The president is proof that a subhuman nonthinking white man can one day become the leader of the free world. Asparagus should feel inspired. Sure, it is nonverbal, and yes, it is merely a vegetable, but other than color, what’s the difference between asparagus and the president?
Seriously, they both know about the same when it comes to governing. You’d think at this point that the president would understand that while he gets to appoint the attorney general, the appointee is not his personal lawyer and therefore can do whatever he or she wants.
But that didn’t stop Donald Trump from blasting Jeff “King Keebler” Sessions’ decision-making because he loves undermining his own appointee.
The funniest part of all this is that Trump slapped King Keebler down, when clearly this investigation was an attempt to appease the president. The president was reacting to news on Tuesday that Big Keebler, the Justice Department’s inspector general, will investigate allegations that the FBI and DOJ bypassed the law in efforts to obtain Foreign Intelligence Surveillance Act warrants. That somehow the Obama administration didn’t go through FISA when bugging folks.
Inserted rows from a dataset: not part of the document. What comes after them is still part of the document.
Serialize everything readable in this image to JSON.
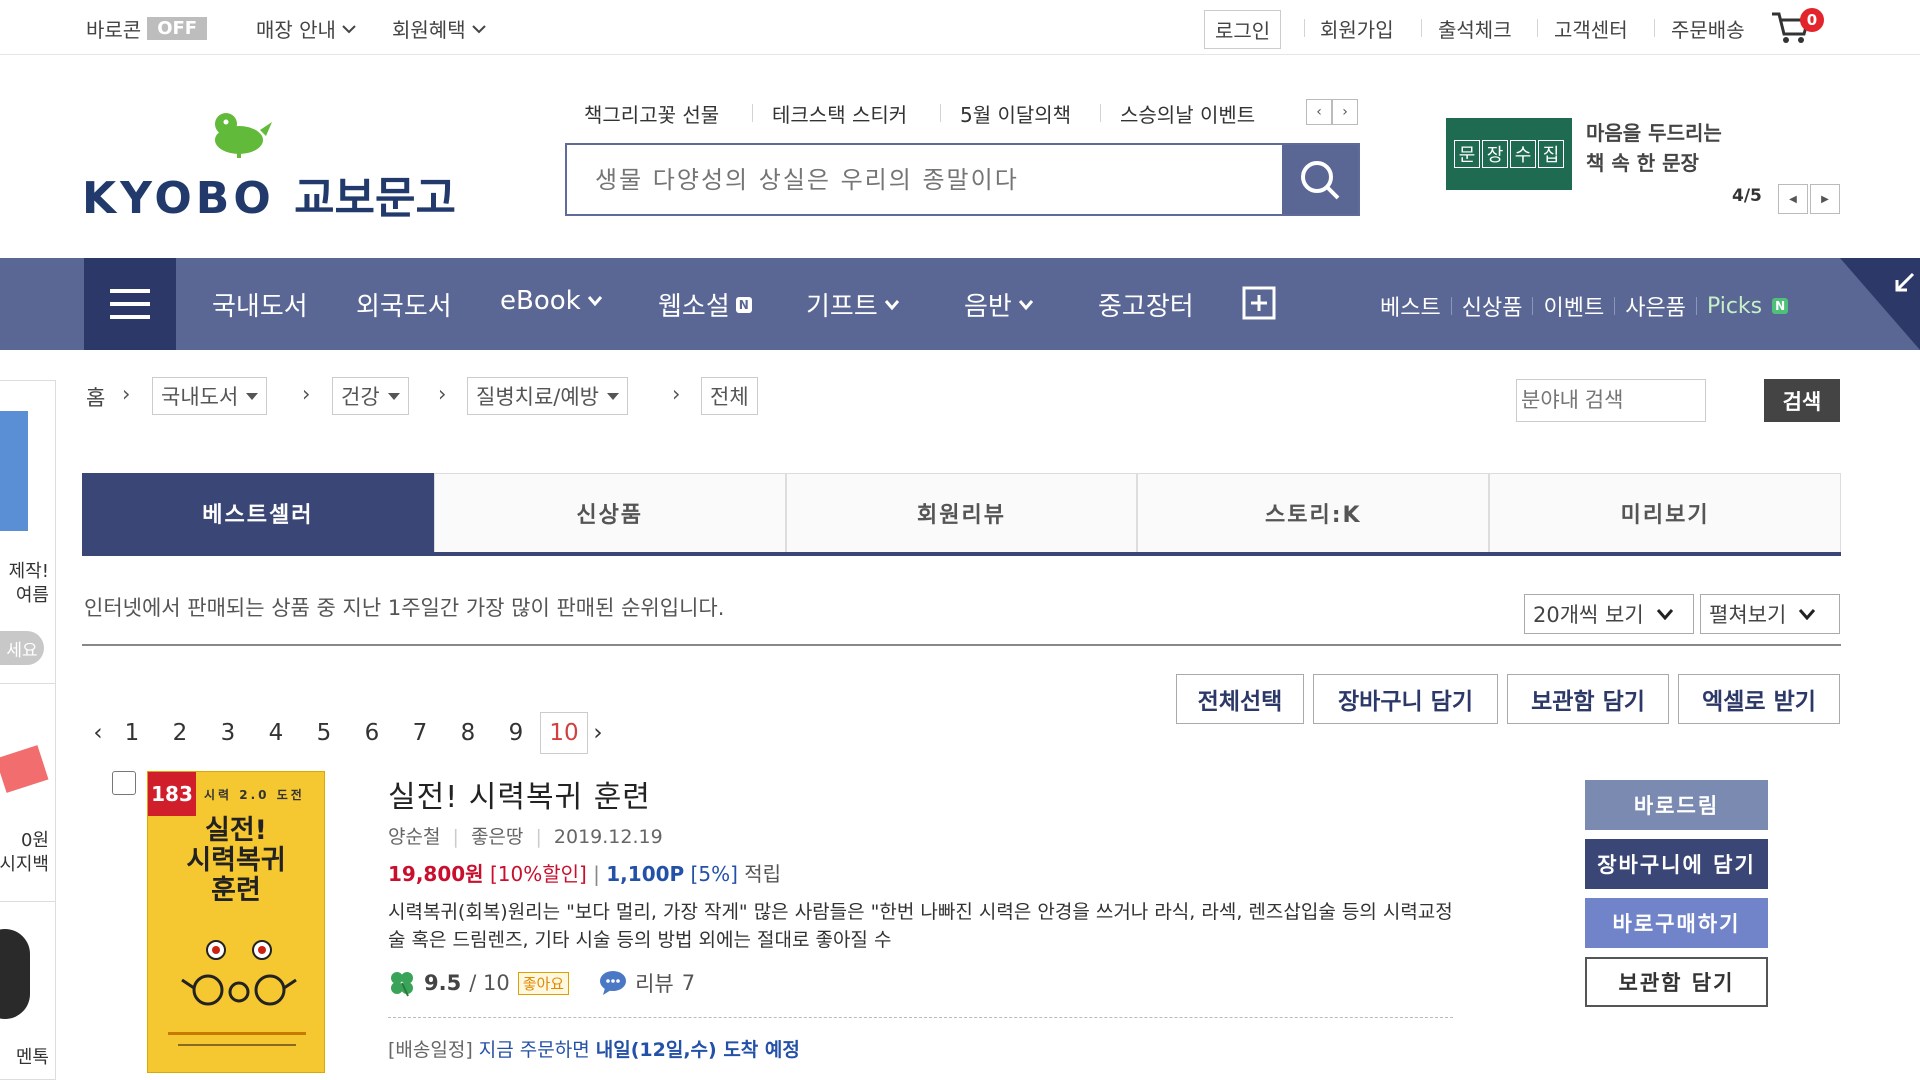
{
  "topbar": {
    "barocon": "바로콘",
    "barocon_state": "OFF",
    "store_guide": "매장 안내",
    "member_benefit": "회원혜택",
    "login": "로그인",
    "join": "회원가입",
    "attendance": "출석체크",
    "customer_center": "고객센터",
    "order_delivery": "주문배송",
    "cart_count": "0"
  },
  "header": {
    "logo_en": "KYOBO",
    "logo_kr": "교보문고",
    "links": [
      "책그리고꽃 선물",
      "테크스택 스티커",
      "5월 이달의책",
      "스승의날 이벤트"
    ],
    "search_placeholder": "생물 다양성의 상실은 우리의 종말이다",
    "promo_chars": [
      "문",
      "장",
      "수",
      "집"
    ],
    "promo_line1": "마음을 두드리는",
    "promo_line2": "책 속 한 문장",
    "promo_page": "4/5"
  },
  "nav": {
    "items": [
      "국내도서",
      "외국도서",
      "eBook",
      "웹소설",
      "기프트",
      "음반",
      "중고장터"
    ],
    "webnovel_badge": "N",
    "right": [
      "베스트",
      "신상품",
      "이벤트",
      "사은품",
      "Picks"
    ],
    "picks_badge": "N"
  },
  "breadcrumb": {
    "home": "홈",
    "level1": "국내도서",
    "level2": "건강",
    "level3": "질병치료/예방",
    "level4": "전체",
    "search_placeholder": "분야내 검색",
    "search_button": "검색"
  },
  "tabs": [
    "베스트셀러",
    "신상품",
    "회원리뷰",
    "스토리:K",
    "미리보기"
  ],
  "listing": {
    "description": "인터넷에서 판매되는 상품 중 지난 1주일간 가장 많이 판매된 순위입니다.",
    "per_page": "20개씩 보기",
    "view_mode": "펼쳐보기",
    "actions": [
      "전체선택",
      "장바구니 담기",
      "보관함 담기",
      "엑셀로 받기"
    ],
    "pages": [
      "1",
      "2",
      "3",
      "4",
      "5",
      "6",
      "7",
      "8",
      "9",
      "10"
    ],
    "current_page": "10"
  },
  "book": {
    "rank": "183",
    "cover_series": "시력 2.0 도전",
    "cover_title1": "실전!",
    "cover_title2": "시력복귀",
    "cover_title3": "훈련",
    "title": "실전! 시력복귀 훈련",
    "author": "양순철",
    "publisher": "좋은땅",
    "date": "2019.12.19",
    "price": "19,800원",
    "discount": "[10%할인]",
    "points": "1,100P",
    "points_rate": "[5%]",
    "points_label": "적립",
    "summary": "시력복귀(회복)원리는 \"보다 멀리, 가장 작게\" 많은 사람들은 \"한번 나빠진 시력은 안경을 쓰거나 라식, 라섹, 렌즈삽입술 등의 시력교정술 혹은 드림렌즈, 기타 시술 등의 방법 외에는 절대로 좋아질 수",
    "rating": "9.5",
    "rating_max": "/ 10",
    "like_badge": "좋아요",
    "review_label": "리뷰",
    "review_count": "7",
    "ship_prefix": "[배송일정]",
    "ship_now": "지금 주문하면",
    "ship_date": "내일(12일,수) 도착 예정",
    "buttons": [
      "바로드림",
      "장바구니에 담기",
      "바로구매하기",
      "보관함 담기"
    ]
  },
  "left_sidebar": {
    "text1": "제작!",
    "text2": "여름",
    "btn": "세요",
    "text3": "0원",
    "text4": "시지백",
    "text5": "멘톡"
  },
  "colors": {
    "nav": "#5a6694",
    "nav_dark": "#2c3868",
    "price_red": "#c8102e",
    "point_blue": "#2451a8",
    "promo_green": "#1e6b52"
  }
}
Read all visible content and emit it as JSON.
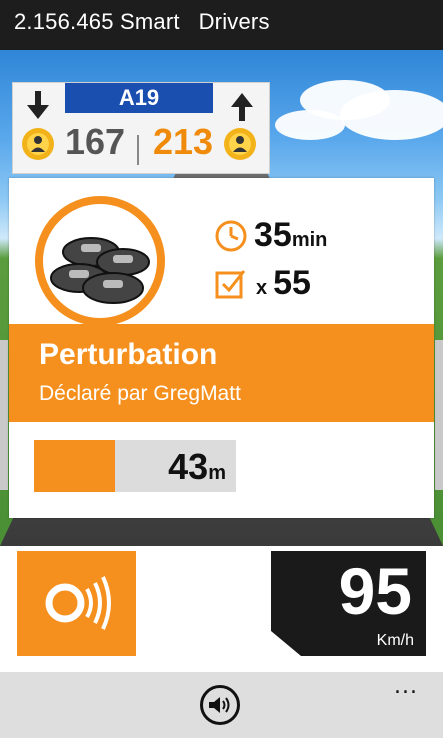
{
  "header": {
    "title": "2.156.465 Smart   Drivers"
  },
  "sign": {
    "road": "A19",
    "users_down": "167",
    "users_up": "213",
    "left_arrow_icon": "arrow-down-icon",
    "right_arrow_icon": "arrow-up-icon",
    "badge_icon": "user-badge-icon"
  },
  "event": {
    "icon": "traffic-jam-icon",
    "duration_value": "35",
    "duration_unit": "min",
    "confirm_prefix": "x",
    "confirm_count": "55",
    "title": "Perturbation",
    "reported_by": "Déclaré par GregMatt",
    "distance_value": "43",
    "distance_unit": "m",
    "distance_progress_percent": 40
  },
  "controls": {
    "report_button_icon": "signal-broadcast-icon",
    "speed_value": "95",
    "speed_unit": "Km/h"
  },
  "appbar": {
    "sound_icon": "speaker-icon",
    "more_label": "..."
  },
  "colors": {
    "accent": "#f5901e",
    "road_sign_blue": "#1a4fb0",
    "dark": "#1a1a1a",
    "appbar": "#dedede"
  }
}
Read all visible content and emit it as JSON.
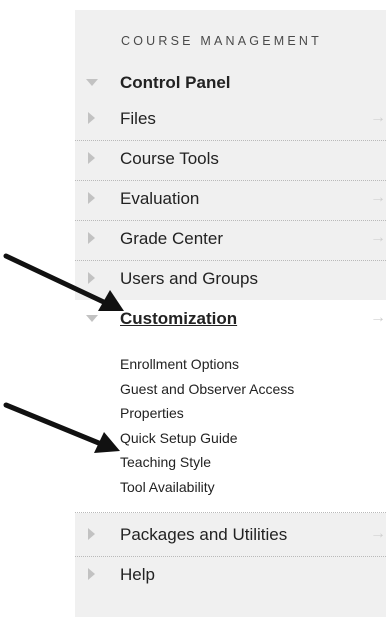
{
  "panel": {
    "section_title": "COURSE MANAGEMENT",
    "items": [
      {
        "label": "Control Panel",
        "expanded": true,
        "bold": true,
        "arrow": false
      },
      {
        "label": "Files",
        "arrow": true
      },
      {
        "label": "Course Tools",
        "arrow": false
      },
      {
        "label": "Evaluation",
        "arrow": true
      },
      {
        "label": "Grade Center",
        "arrow": true
      },
      {
        "label": "Users and Groups",
        "arrow": false
      },
      {
        "label": "Customization",
        "expanded": true,
        "bold": true,
        "underline": true,
        "arrow": true
      },
      {
        "label": "Packages and Utilities",
        "arrow": true
      },
      {
        "label": "Help",
        "arrow": false
      }
    ],
    "customization_subitems": [
      "Enrollment Options",
      "Guest and Observer Access",
      "Properties",
      "Quick Setup Guide",
      "Teaching Style",
      "Tool Availability"
    ],
    "arrow_glyph": "→"
  }
}
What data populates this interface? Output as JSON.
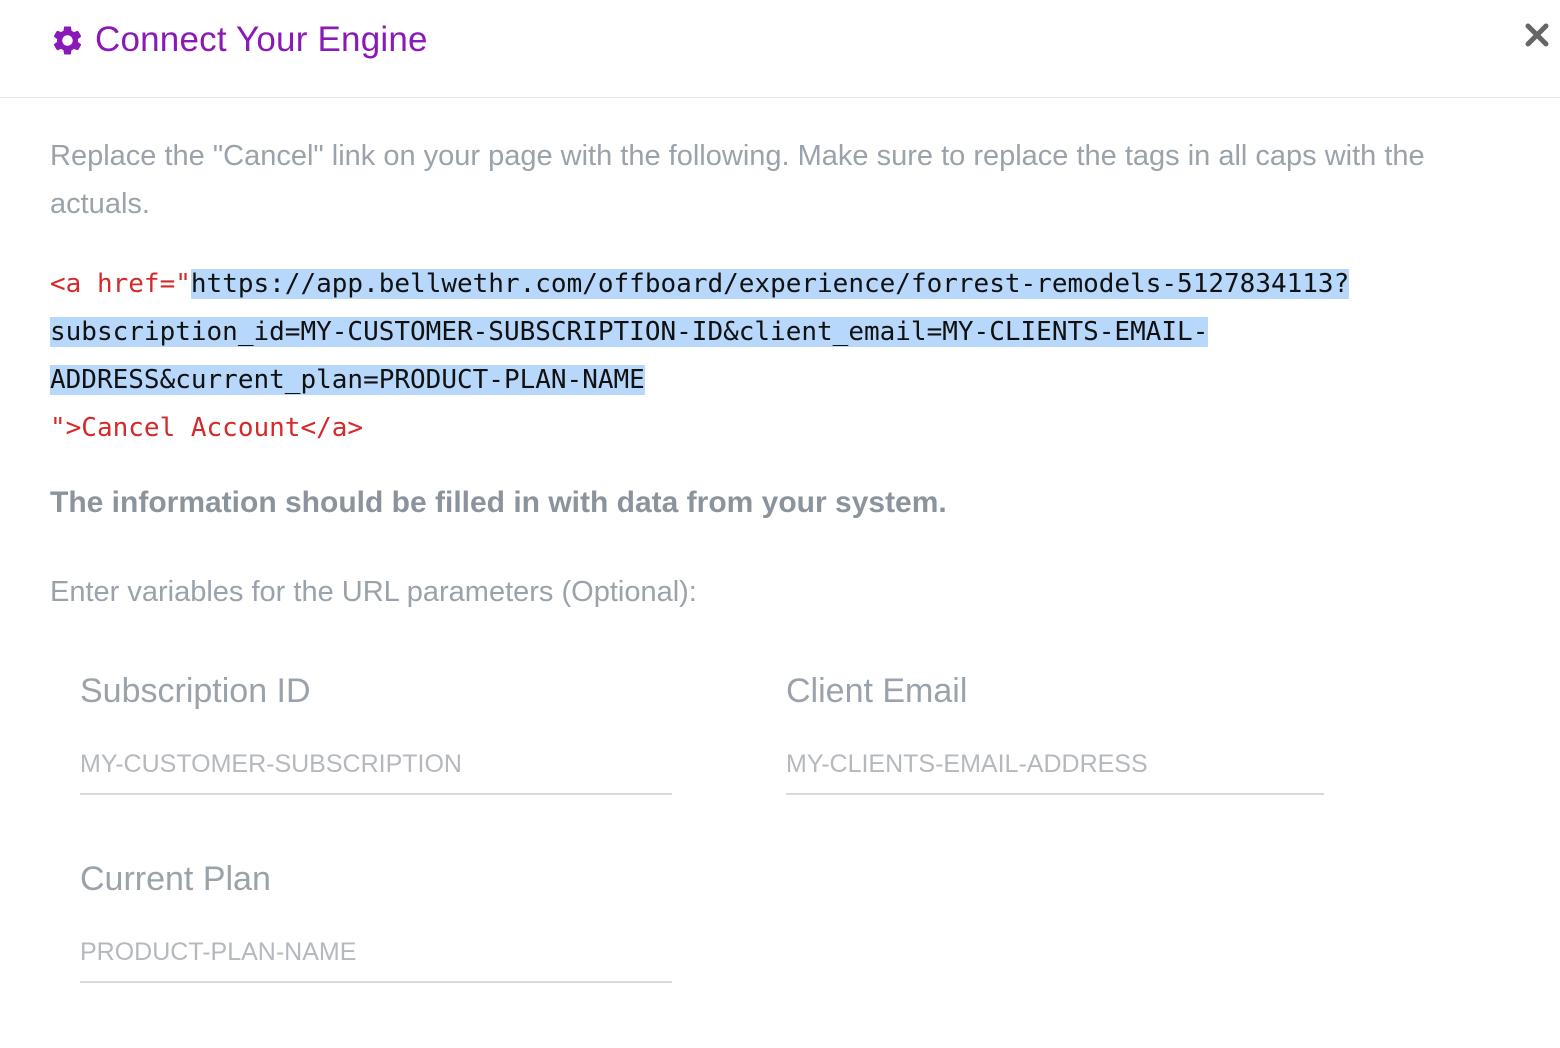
{
  "header": {
    "title": "Connect Your Engine",
    "title_color": "#8a1ab8",
    "icon": "gear-icon",
    "close_icon": "close-icon"
  },
  "intro_text": "Replace the \"Cancel\" link on your page with the following. Make sure to replace the tags in all caps with the actuals.",
  "code": {
    "open_tag": "<a href=\"",
    "url_line1": "https://app.bellwethr.com/offboard/experience/forrest-remodels-5127834113?",
    "url_line2": "subscription_id=MY-CUSTOMER-SUBSCRIPTION-ID&client_email=MY-CLIENTS-EMAIL-",
    "url_line3": "ADDRESS&current_plan=PRODUCT-PLAN-NAME",
    "close_tag": "\">Cancel Account</a>"
  },
  "info_bold": "The information should be filled in with data from your system.",
  "variables_label": "Enter variables for the URL parameters (Optional):",
  "fields": {
    "subscription_id": {
      "label": "Subscription ID",
      "placeholder": "MY-CUSTOMER-SUBSCRIPTION",
      "value": ""
    },
    "client_email": {
      "label": "Client Email",
      "placeholder": "MY-CLIENTS-EMAIL-ADDRESS",
      "value": ""
    },
    "current_plan": {
      "label": "Current Plan",
      "placeholder": "PRODUCT-PLAN-NAME",
      "value": ""
    }
  }
}
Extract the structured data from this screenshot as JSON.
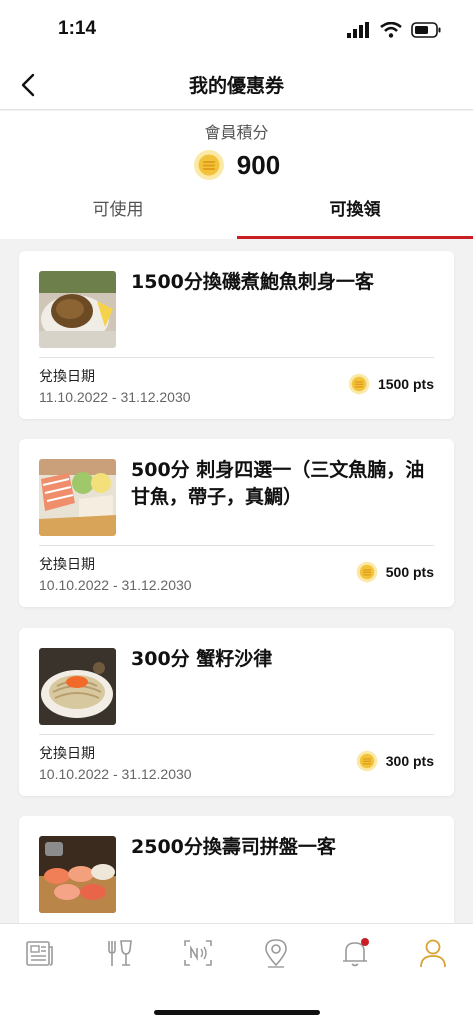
{
  "status": {
    "time": "1:14"
  },
  "nav": {
    "title": "我的優惠券"
  },
  "points": {
    "label": "會員積分",
    "value": "900"
  },
  "tabs": [
    {
      "label": "可使用",
      "active": false
    },
    {
      "label": "可換領",
      "active": true
    }
  ],
  "cards": [
    {
      "title": "1500分換磯煮鮑魚刺身一客",
      "date_label": "兌換日期",
      "date_range": "11.10.2022 - 31.12.2030",
      "points": "1500 pts"
    },
    {
      "title": "500分 刺身四選一（三文魚腩，油甘魚，帶子，真鯛）",
      "date_label": "兌換日期",
      "date_range": "10.10.2022 - 31.12.2030",
      "points": "500 pts"
    },
    {
      "title": "300分 蟹籽沙律",
      "date_label": "兌換日期",
      "date_range": "10.10.2022 - 31.12.2030",
      "points": "300 pts"
    },
    {
      "title": "2500分換壽司拼盤一客"
    }
  ],
  "bottom_nav": [
    {
      "icon": "news-icon"
    },
    {
      "icon": "menu-fork-glass-icon"
    },
    {
      "icon": "nfc-scan-icon"
    },
    {
      "icon": "location-pin-icon"
    },
    {
      "icon": "notification-bell-icon",
      "badge": true
    },
    {
      "icon": "profile-icon",
      "active": true
    }
  ],
  "colors": {
    "accent": "#c81e24",
    "coin": "#f2c23a",
    "active_icon": "#d9a233"
  }
}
Here’s how The Hill explains this fuss fight over more rumored shit that most likely didn’t happen:
Trump has publicly pressed Sessions to open up an investigation into potential abuses of the program, which allows U.S. law enforcement and intelligence agencies to obtain secret surveillance orders on individuals in the U.S. suspected of being foreign terrorists or spies.
The president claimed last year that the Obama administration improperly wiretapped members of his presidential campaign and transition team, though the White House has not provided any evidence to support that claim.
Allegations of FISA abuses surfaced again last month, when Republicans on the House Intelligence Committee released a controversial memo alleging that FBI and Justice Department officials misused their authority to obtain a surveillance order on Carter Page, a former Trump campaign adviser.
So King Keebler Klaus—or KKK, for short—finally said, “Fine. ‘I’ll fake-look into it.” Basically, he was throwing the president a bone, and even that pissed off the president because nothing is good enough for this man. In fact, what the president wanted KKK to do is open the biggest investigation of all the investigations in an attempt to throw everyone off the scent of the piroshki baking in the White House oven.